Kemper is looking at the way people communicate and how and why older people’s speech differs from younger people’s speech.

This Journal-World reporter took Kemper’s test that measures how well people can do two things at once. It involves an old test called a “pursuit rotor.” A small dot moves around in a circle on a computer screen. Using a trackball, I had to keep the mouse cursor on the dot. When it was on the dot, it turned green. When the cursor was off the dot, it turned red.

A program kept score. My first attempt I stayed on the dot about 69 percent of the time. The next time, though, she had me tell a story.

I told her about my last vacation, and tried to stay on the dot, too. My dot score went up — to 78 percent. But my story was awful.

I sounded, she said, a bit like an older adult (I should mention I’m 28 years old). I spoke in sentence fragments, I forgot the names of places and all kinds of other things.

But for older adults, the results are different. They’ve adapted better. They speak the same, but their dot score goes way down.

That’s because the older you are, the greater the costs of losing your communication skills, Kemper said.
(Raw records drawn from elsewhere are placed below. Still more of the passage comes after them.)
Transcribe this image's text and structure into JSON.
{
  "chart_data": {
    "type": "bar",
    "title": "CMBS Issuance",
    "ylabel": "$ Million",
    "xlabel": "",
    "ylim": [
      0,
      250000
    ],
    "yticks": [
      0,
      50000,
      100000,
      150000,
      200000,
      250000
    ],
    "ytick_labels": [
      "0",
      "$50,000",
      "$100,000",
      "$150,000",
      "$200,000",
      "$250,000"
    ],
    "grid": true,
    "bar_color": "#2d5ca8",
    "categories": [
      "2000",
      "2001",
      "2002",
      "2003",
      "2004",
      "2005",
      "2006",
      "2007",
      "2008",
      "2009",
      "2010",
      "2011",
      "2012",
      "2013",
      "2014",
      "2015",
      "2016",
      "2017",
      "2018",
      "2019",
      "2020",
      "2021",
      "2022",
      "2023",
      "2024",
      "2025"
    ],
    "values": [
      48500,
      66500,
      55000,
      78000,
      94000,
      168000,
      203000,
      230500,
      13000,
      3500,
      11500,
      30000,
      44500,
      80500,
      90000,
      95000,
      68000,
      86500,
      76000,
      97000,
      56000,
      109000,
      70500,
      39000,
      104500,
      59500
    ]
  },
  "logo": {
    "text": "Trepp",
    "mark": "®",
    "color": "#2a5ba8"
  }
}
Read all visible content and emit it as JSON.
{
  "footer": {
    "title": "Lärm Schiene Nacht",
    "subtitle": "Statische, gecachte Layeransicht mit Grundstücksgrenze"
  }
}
Younger people can get away with stammering, losing their place in sentences and the like.

But older people can get accused of slipping into dementia or a whole host of other things if their communication skills aren’t on target.

This kind of research — especially on normally functioning people — can help set a baseline for research later that could help detect the onset of diseases like Alzheimer’s disease.

Colombo said he’s proud of the diverse research of the institute. Though the institute brought in $28.7 million in 2010, it still depends on state funding, too, he said, in support of its 150 funded projects.

“It’s a hard case to make because we’re in tough times now, but over the long haul, it seems like a no-brainer,” he said.